Manny Aparicio (York9 FC)
The perfect compliment to Ryan Telfer and Kyle Porter in the York9 midfield, Manny Aparicio enters the Canadian Premier League with a bit of a chip on his shoulder, having endured adversity and challenged his personal growth through time in Spain. This dynamic midfielder offers bounds of energy in the middle of the park and has an eye for a defence-breaking pass or two, so opposition midfielders won’t be keen to let him roam free in-between positional lines. Coupled with a touch of creativity, Aparicio could emerge as the top contender in this category by year’s end.
Michael Petrasso (Valour FC)
We’re not quite certain if Michael Petrasso can be classified as an out-and-out central midfielder; he’s neither a traditional No. 10, despite being heralded for his attacking instincts, and was most recently deputized at right-back during his time with the Montreal Impact. But early indications from Valour FC camp seem to hint that head coach Rob Gale is setting his side up in a 3-5-2, lending credence to the idea that Petrasso could slot in at the right-side of that inverted midfield triangle. If that’s the case, his pedigree and time at QPR alone sets him apart from the pack. A touch of greatness helps, too.
Kodai Iida (HFX Wanderers FC)
One of the standout performers from the CPL’s Open Trials, Kodai Iida brings a bit of finesse and craftiness to the midfield spot. His head coach Stephen Hart describes him as “instinctive and unpredictable and tricky” and adds that every one of the coaches at the Quebec Open Trials “noticed him immediately.” It’s a glowing review of a player who has yet to solidify a role in a professional team, though this reporter would peg him as a central midfielder through-and-through; his work rate lends itself to tracking back, while his attacking vision allows him to transition well on the front-foot.

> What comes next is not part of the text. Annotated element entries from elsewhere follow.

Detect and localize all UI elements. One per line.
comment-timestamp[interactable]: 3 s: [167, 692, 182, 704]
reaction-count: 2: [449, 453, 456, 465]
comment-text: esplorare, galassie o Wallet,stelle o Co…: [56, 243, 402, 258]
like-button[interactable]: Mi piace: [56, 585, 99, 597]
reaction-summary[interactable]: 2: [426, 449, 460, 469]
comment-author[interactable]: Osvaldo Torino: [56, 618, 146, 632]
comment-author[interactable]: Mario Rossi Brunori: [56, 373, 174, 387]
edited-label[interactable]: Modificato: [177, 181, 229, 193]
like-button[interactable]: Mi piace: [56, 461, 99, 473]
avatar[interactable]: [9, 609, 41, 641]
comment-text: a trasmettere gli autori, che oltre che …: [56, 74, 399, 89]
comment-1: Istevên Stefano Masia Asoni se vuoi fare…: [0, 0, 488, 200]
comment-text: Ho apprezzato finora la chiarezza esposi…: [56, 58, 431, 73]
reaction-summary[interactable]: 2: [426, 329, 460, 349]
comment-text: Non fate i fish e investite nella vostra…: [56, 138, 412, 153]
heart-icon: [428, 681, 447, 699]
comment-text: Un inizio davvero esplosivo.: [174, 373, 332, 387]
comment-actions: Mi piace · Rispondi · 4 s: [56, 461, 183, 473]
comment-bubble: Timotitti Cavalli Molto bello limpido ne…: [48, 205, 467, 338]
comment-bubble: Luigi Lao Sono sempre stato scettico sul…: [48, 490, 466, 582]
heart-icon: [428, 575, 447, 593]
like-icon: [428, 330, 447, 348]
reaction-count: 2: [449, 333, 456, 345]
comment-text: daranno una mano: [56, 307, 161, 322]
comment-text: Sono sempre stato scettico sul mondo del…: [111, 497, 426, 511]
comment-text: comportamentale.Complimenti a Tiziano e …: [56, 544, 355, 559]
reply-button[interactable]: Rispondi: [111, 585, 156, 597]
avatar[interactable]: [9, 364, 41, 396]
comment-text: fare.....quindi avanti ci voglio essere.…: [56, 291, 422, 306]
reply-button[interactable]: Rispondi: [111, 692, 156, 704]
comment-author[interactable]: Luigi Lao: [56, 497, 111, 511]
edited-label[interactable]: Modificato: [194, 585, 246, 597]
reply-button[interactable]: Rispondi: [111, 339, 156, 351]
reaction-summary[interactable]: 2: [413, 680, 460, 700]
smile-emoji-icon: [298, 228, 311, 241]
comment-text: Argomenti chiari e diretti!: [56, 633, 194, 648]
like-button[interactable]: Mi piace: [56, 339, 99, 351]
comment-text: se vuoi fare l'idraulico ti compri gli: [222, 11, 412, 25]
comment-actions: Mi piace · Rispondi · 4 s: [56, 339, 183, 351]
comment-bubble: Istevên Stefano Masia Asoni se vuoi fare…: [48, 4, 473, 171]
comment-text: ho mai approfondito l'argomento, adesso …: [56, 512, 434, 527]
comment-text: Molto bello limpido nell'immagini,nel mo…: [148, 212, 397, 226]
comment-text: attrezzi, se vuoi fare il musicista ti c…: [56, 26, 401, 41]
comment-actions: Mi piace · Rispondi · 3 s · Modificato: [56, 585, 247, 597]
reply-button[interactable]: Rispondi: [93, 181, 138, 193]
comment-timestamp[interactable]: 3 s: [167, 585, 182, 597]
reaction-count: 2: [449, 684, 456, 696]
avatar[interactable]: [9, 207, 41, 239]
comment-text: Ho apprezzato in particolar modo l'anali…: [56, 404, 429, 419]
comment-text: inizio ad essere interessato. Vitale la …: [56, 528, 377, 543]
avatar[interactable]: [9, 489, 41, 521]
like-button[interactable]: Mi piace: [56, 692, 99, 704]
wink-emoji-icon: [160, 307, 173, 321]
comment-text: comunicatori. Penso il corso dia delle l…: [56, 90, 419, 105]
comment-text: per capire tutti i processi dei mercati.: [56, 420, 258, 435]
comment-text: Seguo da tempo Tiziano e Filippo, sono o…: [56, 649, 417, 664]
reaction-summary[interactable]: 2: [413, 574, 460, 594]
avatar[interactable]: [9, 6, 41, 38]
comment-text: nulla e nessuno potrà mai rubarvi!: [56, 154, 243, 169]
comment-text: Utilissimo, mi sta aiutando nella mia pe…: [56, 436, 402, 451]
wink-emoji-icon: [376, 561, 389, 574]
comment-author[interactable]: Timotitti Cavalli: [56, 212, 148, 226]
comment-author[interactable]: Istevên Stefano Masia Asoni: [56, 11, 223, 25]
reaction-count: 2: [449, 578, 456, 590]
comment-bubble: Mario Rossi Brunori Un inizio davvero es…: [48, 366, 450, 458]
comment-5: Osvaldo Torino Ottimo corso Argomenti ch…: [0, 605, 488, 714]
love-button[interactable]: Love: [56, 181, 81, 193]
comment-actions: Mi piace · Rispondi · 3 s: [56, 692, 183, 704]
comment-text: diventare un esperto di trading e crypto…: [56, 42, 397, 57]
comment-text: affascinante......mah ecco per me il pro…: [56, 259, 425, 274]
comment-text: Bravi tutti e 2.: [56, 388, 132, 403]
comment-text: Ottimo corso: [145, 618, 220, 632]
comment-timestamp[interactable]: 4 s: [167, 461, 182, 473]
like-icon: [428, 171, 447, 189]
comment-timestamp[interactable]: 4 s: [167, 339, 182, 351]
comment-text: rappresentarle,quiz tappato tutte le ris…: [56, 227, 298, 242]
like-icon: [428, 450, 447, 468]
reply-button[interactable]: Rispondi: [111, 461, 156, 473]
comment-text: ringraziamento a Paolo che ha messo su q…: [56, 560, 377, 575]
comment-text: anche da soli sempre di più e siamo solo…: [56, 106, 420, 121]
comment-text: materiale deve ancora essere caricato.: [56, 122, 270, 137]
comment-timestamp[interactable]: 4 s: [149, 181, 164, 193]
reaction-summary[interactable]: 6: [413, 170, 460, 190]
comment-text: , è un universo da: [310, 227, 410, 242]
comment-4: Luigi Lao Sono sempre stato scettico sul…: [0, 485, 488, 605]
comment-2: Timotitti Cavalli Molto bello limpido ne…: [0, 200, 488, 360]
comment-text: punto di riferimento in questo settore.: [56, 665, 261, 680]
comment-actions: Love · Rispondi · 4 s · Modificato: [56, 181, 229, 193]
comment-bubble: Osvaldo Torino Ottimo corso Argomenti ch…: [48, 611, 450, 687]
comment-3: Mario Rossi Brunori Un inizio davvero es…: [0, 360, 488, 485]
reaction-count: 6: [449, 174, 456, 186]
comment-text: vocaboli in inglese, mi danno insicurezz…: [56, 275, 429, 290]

Dylan Carreiro (Valour FC)
Another Valour FC midfielder, Dylan Carreiro brings a different sort of versatility to Gale’s lineup, capable of slotting in on the wing or at the tip of a midfield diamond. But, his time in League1 Ontario indicates a propensity for a more generalized midfield role, where he and Petrasso can work in-tandem in front of a more defence-minded enforcer. Carreiro brings plenty of experience for club and country, having suited up for Canada’s youth ranks in the past, and was also hardened by the Scottish battlegrounds during his time at Dundee. It may prove vital experience in hearty Winnipeg, the place of his birth.